Aguiar-Branco afirma que há um denominador comum para a reforma da justiça
"Foi uma reunião inédita. Agora temos de aproveitar o que aqui foi dito, porque permite ter uma linha de denominador comum em muitas áreas que foram consideradas por todos os intervenientes", disse.
O presidente da Assembleia da República considerou esta sexta-feira que foi inédita a reunião no parlamento com agentes do sistema de justiça, Governo e partidos e que há já um denominador comum para uma reforma do setor.
José Pedro Aguiar-Branco falava aos jornalistas no final de uma reunião de cerca de três horas e meia, na Sala do Senado do parlamento, que juntou a ministra da Justiça, Rita Alarcão Júdice, representantes de partidos e das diferentes instituições judiciais, entre eles o procurador-geral da República, Amadeu Guerra.
“Foi uma reunião inédita. Agora temos de aproveitar o que aqui foi dito, porque permite ter uma linha de denominador comum em muitas áreas que foram consideradas por todos os intervenientes”, sustentou o presidente da Assembleia da República.
A iniciativa que esteve na origem desta reunião que decorreu na Sala do Senado foi lançada precisamente por José Pedro Aguiar-Branco, e pelo presidente do Supremo Tribunal de Justiça, João Cura Mariano, no início deste ano, durante a abertura do ano judicial. E teve como objetivo encontrar consensos que possibilitem uma reforma que torne a justiça mais célere e mais confiável.
Perante os jornalistas, o presidente da Assembleia da República defendeu que os objetivos concebidos para a reunião foram alcançados, também graças à metodologia adotada, em que cada um dos agentes de justiça teve uma intervenção limitada a dez minutos, mas durante a qual deveria apresentar cinco propostas em concreto para uma reforma do setor.
“O material agora reunido vai ser reduzido a escrito, visando que possa vir a ser distribuído por todos os grupos parlamentares e por todas as entidades que estiveram presentes na reunião. Documentos que deverão constituir uma base de trabalho para propostas e para situações que contribuam para se encontrar solução para muitos dos problemas da justiça”, explicou José Pedro Aguiar-Branco.
O presidente da Assembleia da República referiu também que todos os intervenientes classificaram a reunião com “útil” e admitiu novas iniciativas, até com formato “afinado”, por exemplo com a eventual presença de representantes da Polícia Judiciária, do Tribunal Constitucional ou dos julgados da paz.

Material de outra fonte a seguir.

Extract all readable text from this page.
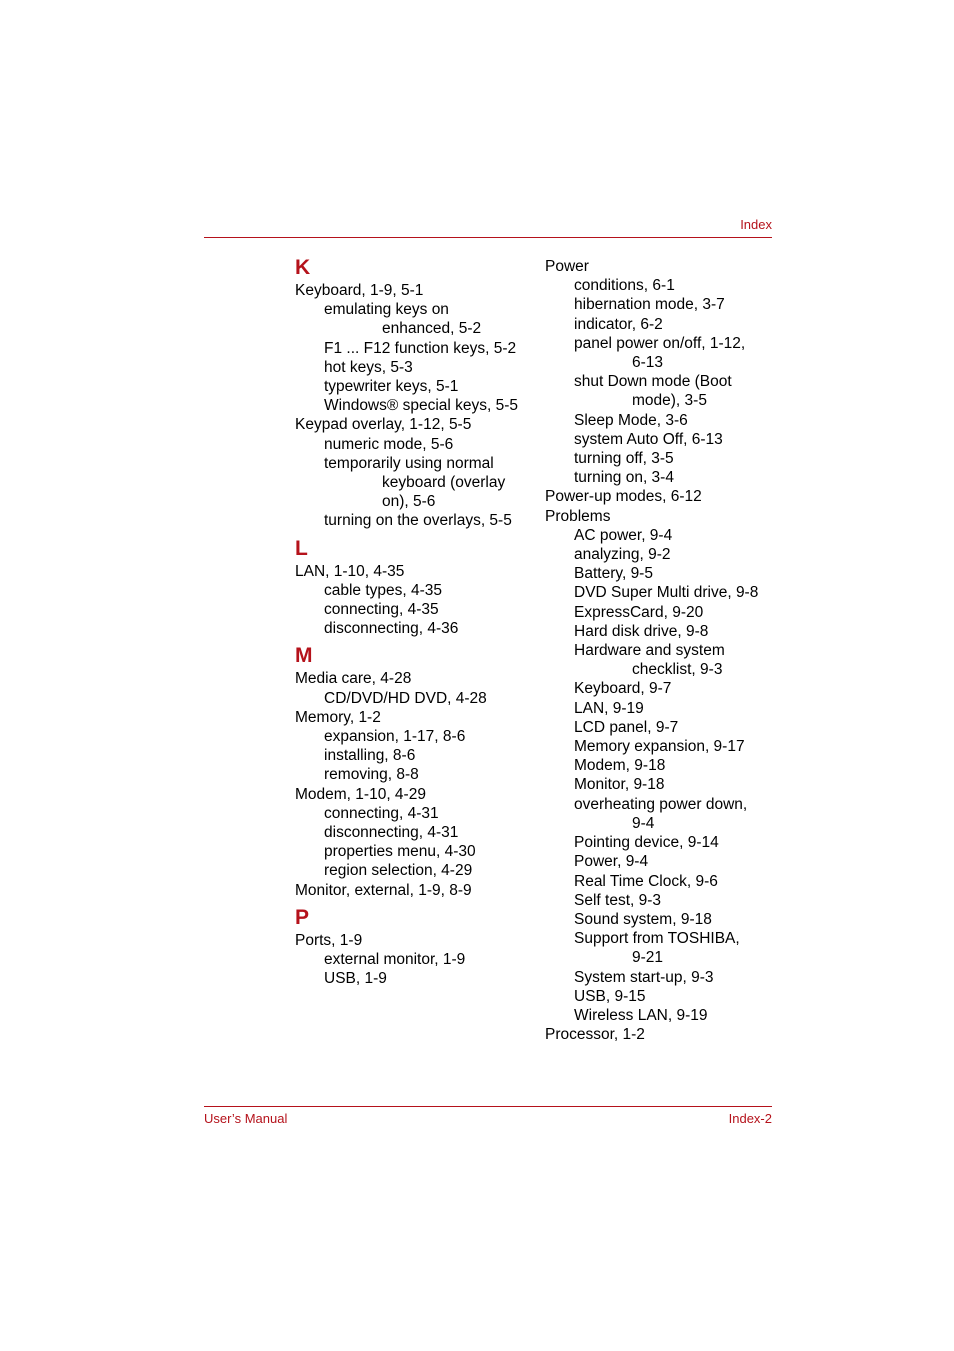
Index
K
Keyboard, 1-9, 5-1
emulating keys on
enhanced, 5-2
F1 ... F12 function keys, 5-2
hot keys, 5-3
typewriter keys, 5-1
Windows® special keys, 5-5
Keypad overlay, 1-12, 5-5
numeric mode, 5-6
temporarily using normal
keyboard (overlay
on), 5-6
turning on the overlays, 5-5
L
LAN, 1-10, 4-35
cable types, 4-35
connecting, 4-35
disconnecting, 4-36
M
Media care, 4-28
CD/DVD/HD DVD, 4-28
Memory, 1-2
expansion, 1-17, 8-6
installing, 8-6
removing, 8-8
Modem, 1-10, 4-29
connecting, 4-31
disconnecting, 4-31
properties menu, 4-30
region selection, 4-29
Monitor, external, 1-9, 8-9
P
Ports, 1-9
external monitor, 1-9
USB, 1-9
Power
conditions, 6-1
hibernation mode, 3-7
indicator, 6-2
panel power on/off, 1-12,
6-13
shut Down mode (Boot
mode), 3-5
Sleep Mode, 3-6
system Auto Off, 6-13
turning off, 3-5
turning on, 3-4
Power-up modes, 6-12
Problems
AC power, 9-4
analyzing, 9-2
Battery, 9-5
DVD Super Multi drive, 9-8
ExpressCard, 9-20
Hard disk drive, 9-8
Hardware and system
checklist, 9-3
Keyboard, 9-7
LAN, 9-19
LCD panel, 9-7
Memory expansion, 9-17
Modem, 9-18
Monitor, 9-18
overheating power down,
9-4
Pointing device, 9-14
Power, 9-4
Real Time Clock, 9-6
Self test, 9-3
Sound system, 9-18
Support from TOSHIBA,
9-21
System start-up, 9-3
USB, 9-15
Wireless LAN, 9-19
Processor, 1-2
User’s Manual	Index-2
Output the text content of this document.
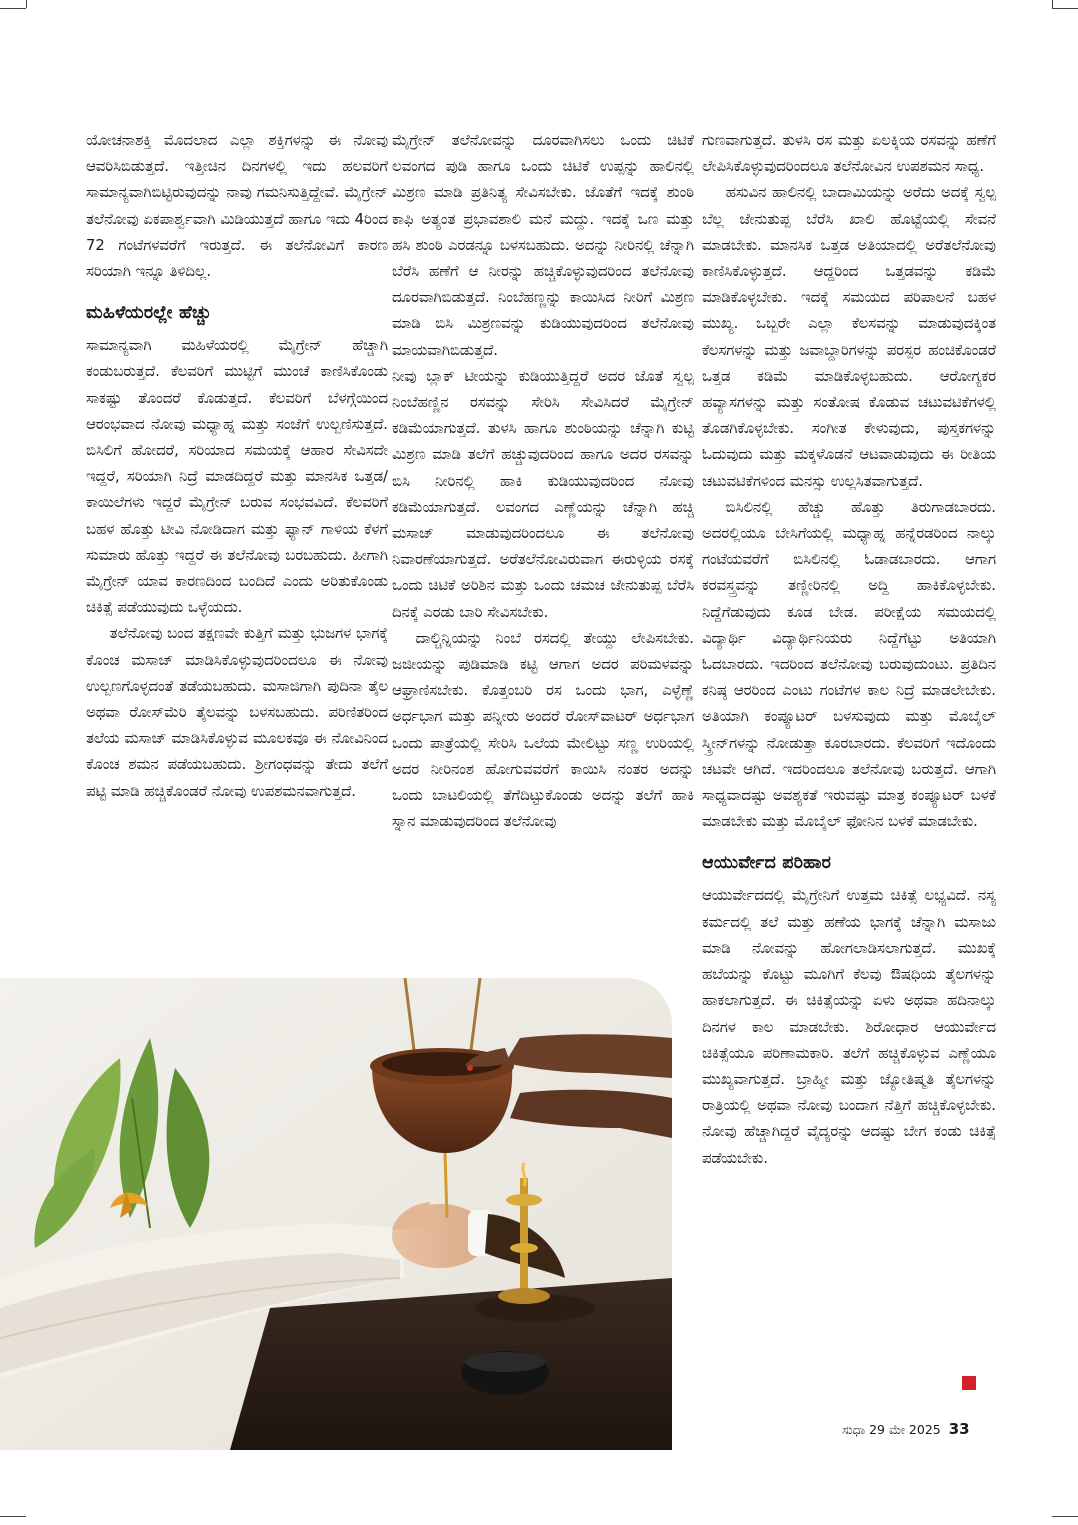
ಯೋಚನಾಶಕ್ತಿ ಮೊದಲಾದ ಎಲ್ಲಾ ಶಕ್ತಿಗಳನ್ನು ಈ ನೋವು ಆವರಿಸಿಬಿಡುತ್ತದೆ. ಇತ್ತೀಚಿನ ದಿನಗಳಲ್ಲಿ ಇದು ಹಲವರಿಗೆ ಸಾಮಾನ್ಯವಾಗಿಬಿಟ್ಟಿರುವುದನ್ನು ನಾವು ಗಮನಿಸುತ್ತಿದ್ದೇವೆ. ಮೈಗ್ರೇನ್ ತಲೆನೋವು ಏಕಪಾರ್ಶ್ವವಾಗಿ ಮಿಡಿಯುತ್ತದೆ ಹಾಗೂ ಇದು 4ರಿಂದ 72 ಗಂಟೆಗಳವರೆಗೆ ಇರುತ್ತದೆ. ಈ ತಲೆನೋವಿಗೆ ಕಾರಣ ಸರಿಯಾಗಿ ಇನ್ನೂ ತಿಳಿದಿಲ್ಲ.

ಮಹಿಳೆಯರಲ್ಲೇ ಹೆಚ್ಚು

ಸಾಮಾನ್ಯವಾಗಿ ಮಹಿಳೆಯರಲ್ಲಿ ಮೈಗ್ರೇನ್ ಹೆಚ್ಚಾಗಿ ಕಂಡುಬರುತ್ತದೆ. ಕೆಲವರಿಗೆ ಮುಟ್ಟಿಗೆ ಮುಂಚೆ ಕಾಣಿಸಿಕೊಂಡು ಸಾಕಷ್ಟು ತೊಂದರೆ ಕೊಡುತ್ತದೆ. ಕೆಲವರಿಗೆ ಬೆಳಗ್ಗೆಯಿಂದ ಆರಂಭವಾದ ನೋವು ಮಧ್ಯಾಹ್ನ ಮತ್ತು ಸಂಜೆಗೆ ಉಲ್ಬಣಿಸುತ್ತದೆ. ಬಿಸಿಲಿಗೆ ಹೋದರೆ, ಸರಿಯಾದ ಸಮಯಕ್ಕೆ ಆಹಾರ ಸೇವಿಸದೇ ಇದ್ದರೆ, ಸರಿಯಾಗಿ ನಿದ್ರೆ ಮಾಡದಿದ್ದರೆ ಮತ್ತು ಮಾನಸಿಕ ಒತ್ತಡ/ಕಾಯಿಲೆಗಳು ಇದ್ದರೆ ಮೈಗ್ರೇನ್ ಬರುವ ಸಂಭವವಿದೆ. ಕೆಲವರಿಗೆ ಬಹಳ ಹೊತ್ತು ಟೀವಿ ನೋಡಿದಾಗ ಮತ್ತು ಫ್ಯಾನ್ ಗಾಳಿಯ ಕೆಳಗೆ ಸುಮಾರು ಹೊತ್ತು ಇದ್ದರೆ ಈ ತಲೆನೋವು ಬರಬಹುದು. ಹೀಗಾಗಿ ಮೈಗ್ರೇನ್ ಯಾವ ಕಾರಣದಿಂದ ಬಂದಿದೆ ಎಂದು ಅರಿತುಕೊಂಡು ಚಿಕಿತ್ಸೆ ಪಡೆಯುವುದು ಒಳ್ಳೆಯದು.

ತಲೆನೋವು ಬಂದ ತಕ್ಷಣವೇ ಕುತ್ತಿಗೆ ಮತ್ತು ಭುಜಗಳ ಭಾಗಕ್ಕೆ ಕೊಂಚ ಮಸಾಜ್ ಮಾಡಿಸಿಕೊಳ್ಳುವುದರಿಂದಲೂ ಈ ನೋವು ಉಲ್ಬಣಗೊಳ್ಳದಂತೆ ತಡೆಯಬಹುದು. ಮಸಾಜಿಗಾಗಿ ಪುದಿನಾ ತೈಲ ಅಥವಾ ರೋಸ್‌ಮೆರಿ ತೈಲವನ್ನು ಬಳಸಬಹುದು. ಪರಿಣಿತರಿಂದ ತಲೆಯ ಮಸಾಜ್ ಮಾಡಿಸಿಕೊಳ್ಳುವ ಮೂಲಕವೂ ಈ ನೋವಿನಿಂದ ಕೊಂಚ ಶಮನ ಪಡೆಯಬಹುದು. ಶ್ರೀಗಂಧವನ್ನು ತೇದು ತಲೆಗೆ ಪಟ್ಟಿ ಮಾಡಿ ಹಚ್ಚಿಕೊಂಡರೆ ನೋವು ಉಪಶಮನವಾಗುತ್ತದೆ.

ಮೈಗ್ರೇನ್ ತಲೆನೋವನ್ನು ದೂರವಾಗಿಸಲು ಒಂದು ಚಿಟಿಕೆ ಲವಂಗದ ಪುಡಿ ಹಾಗೂ ಒಂದು ಚಿಟಿಕೆ ಉಪ್ಪನ್ನು ಹಾಲಿನಲ್ಲಿ ಮಿಶ್ರಣ ಮಾಡಿ ಪ್ರತಿನಿತ್ಯ ಸೇವಿಸಬೇಕು. ಜೊತೆಗೆ ಇದಕ್ಕೆ ಶುಂಠಿ ಕಾಫಿ ಅತ್ಯಂತ ಪ್ರಭಾವಶಾಲಿ ಮನೆ ಮದ್ದು. ಇದಕ್ಕೆ ಒಣ ಮತ್ತು ಹಸಿ ಶುಂಠಿ ಎರಡನ್ನೂ ಬಳಸಬಹುದು. ಅದನ್ನು ನೀರಿನಲ್ಲಿ ಚೆನ್ನಾಗಿ ಬೆರೆಸಿ ಹಣೆಗೆ ಆ ನೀರನ್ನು ಹಚ್ಚಿಕೊಳ್ಳುವುದರಿಂದ ತಲೆನೋವು ದೂರವಾಗಿಬಿಡುತ್ತದೆ. ನಿಂಬೆಹಣ್ಣನ್ನು ಕಾಯಿಸಿದ ನೀರಿಗೆ ಮಿಶ್ರಣ ಮಾಡಿ ಬಿಸಿ ಮಿಶ್ರಣವನ್ನು ಕುಡಿಯುವುದರಿಂದ ತಲೆನೋವು ಮಾಯವಾಗಿಬಿಡುತ್ತದೆ.

ನೀವು ಬ್ಲಾಕ್ ಟೀಯನ್ನು ಕುಡಿಯುತ್ತಿದ್ದರೆ ಅದರ ಜೊತೆ ಸ್ವಲ್ಪ ನಿಂಬೆಹಣ್ಣಿನ ರಸವನ್ನು ಸೇರಿಸಿ ಸೇವಿಸಿದರೆ ಮೈಗ್ರೇನ್ ಕಡಿಮೆಯಾಗುತ್ತದೆ. ತುಳಸಿ ಹಾಗೂ ಶುಂಠಿಯನ್ನು ಚೆನ್ನಾಗಿ ಕುಟ್ಟಿ ಮಿಶ್ರಣ ಮಾಡಿ ತಲೆಗೆ ಹಚ್ಚುವುದರಿಂದ ಹಾಗೂ ಅದರ ರಸವನ್ನು ಬಿಸಿ ನೀರಿನಲ್ಲಿ ಹಾಕಿ ಕುಡಿಯುವುದರಿಂದ ನೋವು ಕಡಿಮೆಯಾಗುತ್ತದೆ. ಲವಂಗದ ಎಣ್ಣೆಯನ್ನು ಚೆನ್ನಾಗಿ ಹಚ್ಚಿ ಮಸಾಜ್ ಮಾಡುವುದರಿಂದಲೂ ಈ ತಲೆನೋವು ನಿವಾರಣೆಯಾಗುತ್ತದೆ. ಅರೆತಲೆನೋವಿರುವಾಗ ಈರುಳ್ಳಿಯ ರಸಕ್ಕೆ ಒಂದು ಚಿಟಿಕೆ ಅರಿಶಿನ ಮತ್ತು ಒಂದು ಚಮಚ ಜೇನುತುಪ್ಪ ಬೆರೆಸಿ ದಿನಕ್ಕೆ ಎರಡು ಬಾರಿ ಸೇವಿಸಬೇಕು.

ದಾಲ್ಚಿನ್ನಿಯನ್ನು ನಿಂಬೆ ರಸದಲ್ಲಿ ತೇಯ್ದು ಲೇಪಿಸಬೇಕು. ಜಜೀಯನ್ನು ಪುಡಿಮಾಡಿ ಕಟ್ಟಿ ಆಗಾಗ ಅದರ ಪರಿಮಳವನ್ನು ಆಘ್ರಾಣಿಸಬೇಕು. ಕೊತ್ತಂಬರಿ ರಸ ಒಂದು ಭಾಗ, ಎಳ್ಳೆಣ್ಣೆ ಅರ್ಧಭಾಗ ಮತ್ತು ಪನ್ನೀರು ಅಂದರೆ ರೋಸ್‌ವಾಟರ್ ಅರ್ಧಭಾಗ ಒಂದು ಪಾತ್ರೆಯಲ್ಲಿ ಸೇರಿಸಿ ಒಲೆಯ ಮೇಲಿಟ್ಟು ಸಣ್ಣ ಉರಿಯಲ್ಲಿ ಅದರ ನೀರಿನಂಶ ಹೋಗುವವರೆಗೆ ಕಾಯಿಸಿ ನಂತರ ಅದನ್ನು ಒಂದು ಬಾಟಲಿಯಲ್ಲಿ ತೆಗೆದಿಟ್ಟುಕೊಂಡು ಅದನ್ನು ತಲೆಗೆ ಹಾಕಿ ಸ್ನಾನ ಮಾಡುವುದರಿಂದ ತಲೆನೋವು

ಗುಣವಾಗುತ್ತದೆ. ತುಳಸಿ ರಸ ಮತ್ತು ಏಲಕ್ಕಿಯ ರಸವನ್ನು ಹಣೆಗೆ ಲೇಪಿಸಿಕೊಳ್ಳುವುದರಿಂದಲೂ ತಲೆನೋವಿನ ಉಪಶಮನ ಸಾಧ್ಯ.

ಹಸುವಿನ ಹಾಲಿನಲ್ಲಿ ಬಾದಾಮಿಯನ್ನು ಅರೆದು ಅದಕ್ಕೆ ಸ್ವಲ್ಪ ಬೆಲ್ಲ ಜೇನುತುಪ್ಪ ಬೆರೆಸಿ ಖಾಲಿ ಹೊಟ್ಟೆಯಲ್ಲಿ ಸೇವನೆ ಮಾಡಬೇಕು. ಮಾನಸಿಕ ಒತ್ತಡ ಅತಿಯಾದಲ್ಲಿ ಅರೆತಲೆನೋವು ಕಾಣಿಸಿಕೊಳ್ಳುತ್ತದೆ. ಆದ್ದರಿಂದ ಒತ್ತಡವನ್ನು ಕಡಿಮೆ ಮಾಡಿಕೊಳ್ಳಬೇಕು. ಇದಕ್ಕೆ ಸಮಯದ ಪರಿಪಾಲನೆ ಬಹಳ ಮುಖ್ಯ. ಒಬ್ಬರೇ ಎಲ್ಲಾ ಕೆಲಸವನ್ನು ಮಾಡುವುದಕ್ಕಿಂತ ಕೆಲಸಗಳನ್ನು ಮತ್ತು ಜವಾಬ್ದಾರಿಗಳನ್ನು ಪರಸ್ಪರ ಹಂಚಿಕೊಂಡರೆ ಒತ್ತಡ ಕಡಿಮೆ ಮಾಡಿಕೊಳ್ಳಬಹುದು. ಆರೋಗ್ಯಕರ ಹವ್ಯಾಸಗಳನ್ನು ಮತ್ತು ಸಂತೋಷ ಕೊಡುವ ಚಟುವಟಿಕೆಗಳಲ್ಲಿ ತೊಡಗಿಕೊಳ್ಳಬೇಕು. ಸಂಗೀತ ಕೇಳುವುದು, ಪುಸ್ತಕಗಳನ್ನು ಓದುವುದು ಮತ್ತು ಮಕ್ಕಳೊಡನೆ ಆಟವಾಡುವುದು ಈ ರೀತಿಯ ಚಟುವಟಿಕೆಗಳಿಂದ ಮನಸ್ಸು ಉಲ್ಲಸಿತವಾಗುತ್ತದೆ.

ಬಿಸಿಲಿನಲ್ಲಿ ಹೆಚ್ಚು ಹೊತ್ತು ತಿರುಗಾಡಬಾರದು. ಅದರಲ್ಲಿಯೂ ಬೇಸಿಗೆಯಲ್ಲಿ ಮಧ್ಯಾಹ್ನ ಹನ್ನೆರಡರಿಂದ ನಾಲ್ಕು ಗಂಟೆಯವರೆಗೆ ಬಿಸಿಲಿನಲ್ಲಿ ಓಡಾಡಬಾರದು. ಆಗಾಗ ಕರವಸ್ತ್ರವನ್ನು ತಣ್ಣೀರಿನಲ್ಲಿ ಅದ್ದಿ ಹಾಕಿಕೊಳ್ಳಬೇಕು. ನಿದ್ದೆಗೆಡುವುದು ಕೂಡ ಬೇಡ. ಪರೀಕ್ಷೆಯ ಸಮಯದಲ್ಲಿ ವಿದ್ಯಾರ್ಥಿ ವಿದ್ಯಾರ್ಥಿನಿಯರು ನಿದ್ದೆಗೆಟ್ಟು ಅತಿಯಾಗಿ ಓದಬಾರದು. ಇದರಿಂದ ತಲೆನೋವು ಬರುವುದುಂಟು. ಪ್ರತಿದಿನ ಕನಿಷ್ಠ ಆರರಿಂದ ಎಂಟು ಗಂಟೆಗಳ ಕಾಲ ನಿದ್ರೆ ಮಾಡಲೇಬೇಕು. ಅತಿಯಾಗಿ ಕಂಪ್ಯೂಟರ್ ಬಳಸುವುದು ಮತ್ತು ಮೊಬೈಲ್ ಸ್ಕ್ರೀನ್‌ಗಳನ್ನು ನೋಡುತ್ತಾ ಕೂರಬಾರದು. ಕೆಲವರಿಗೆ ಇದೊಂದು ಚಟವೇ ಆಗಿದೆ. ಇದರಿಂದಲೂ ತಲೆನೋವು ಬರುತ್ತದೆ. ಆಗಾಗಿ ಸಾಧ್ಯವಾದಷ್ಟು ಅವಶ್ಯಕತೆ ಇರುವಷ್ಟು ಮಾತ್ರ ಕಂಪ್ಯೂಟರ್ ಬಳಕೆ ಮಾಡಬೇಕು ಮತ್ತು ಮೊಬೈಲ್ ಫೋನಿನ ಬಳಕೆ ಮಾಡಬೇಕು.

ಆಯುರ್ವೇದ ಪರಿಹಾರ

ಆಯುರ್ವೇದದಲ್ಲಿ ಮೈಗ್ರೇನಿಗೆ ಉತ್ತಮ ಚಿಕಿತ್ಸೆ ಲಭ್ಯವಿದೆ. ನಸ್ಯ ಕರ್ಮದಲ್ಲಿ ತಲೆ ಮತ್ತು ಹಣೆಯ ಭಾಗಕ್ಕೆ ಚೆನ್ನಾಗಿ ಮಸಾಜು ಮಾಡಿ ನೋವನ್ನು ಹೋಗಲಾಡಿಸಲಾಗುತ್ತದೆ. ಮುಖಕ್ಕೆ ಹಬೆಯನ್ನು ಕೊಟ್ಟು ಮೂಗಿಗೆ ಕೆಲವು ಔಷಧಿಯ ತೈಲಗಳನ್ನು ಹಾಕಲಾಗುತ್ತದೆ. ಈ ಚಿಕಿತ್ಸೆಯನ್ನು ಏಳು ಅಥವಾ ಹದಿನಾಲ್ಕು ದಿನಗಳ ಕಾಲ ಮಾಡಬೇಕು. ಶಿರೋಧಾರ ಆಯುರ್ವೇದ ಚಿಕಿತ್ಸೆಯೂ ಪರಿಣಾಮಕಾರಿ. ತಲೆಗೆ ಹಚ್ಚಿಕೊಳ್ಳುವ ಎಣ್ಣೆಯೂ ಮುಖ್ಯವಾಗುತ್ತದೆ. ಬ್ರಾಹ್ಮೀ ಮತ್ತು ಜ್ಯೋತಿಷ್ಮತಿ ತೈಲಗಳನ್ನು ರಾತ್ರಿಯಲ್ಲಿ ಅಥವಾ ನೋವು ಬಂದಾಗ ನೆತ್ತಿಗೆ ಹಚ್ಚಿಕೊಳ್ಳಬೇಕು. ನೋವು ಹೆಚ್ಚಾಗಿದ್ದರೆ ವೈದ್ಯರನ್ನು ಆದಷ್ಟು ಬೇಗ ಕಂಡು ಚಿಕಿತ್ಸೆ ಪಡೆಯಬೇಕು.

ಸುಧಾ 29 ಮೇ 2025 33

“Quando muitas vezes se diz que há excesso de corporativismo na justiça, que os diferentes setores estão costas voltadas e não há uma capacidade de se estabelecer diálogo, pois bem aqui foi demonstrado o contrário. Acho que isto é um sinal importante para todos”, salientou.
Na perspetiva de José Pedro Aguiar-Branco, durante a reunião, identificaram-se pontos “mais transversais ou comuns” aos diferentes agentes de justiça, “nomeadamente na dimensão da necessidade de haver alterações de natureza tecnológica e de maior interoperabilidade entre os sistemas” informáticos.
Uma evolução em termos tecnológicos, apontou, poderá contribuir para uma maior celeridade na justiça.
“Nesta reunião tivemos a indicação de quais são as prioridades de todos e quais são as que reúnem o maior consenso possível. Não tenho a ilusão de entender que todas as propostas são exequíveis, mas acho que demos um passo construtivo. A dimensão construtiva é vermos o copo de água de forma diferente, assinalando as áreas onde as prioridades apontadas por cada um são comuns, levando-as à sua execução”, justificou o presidente da Assembleia da República.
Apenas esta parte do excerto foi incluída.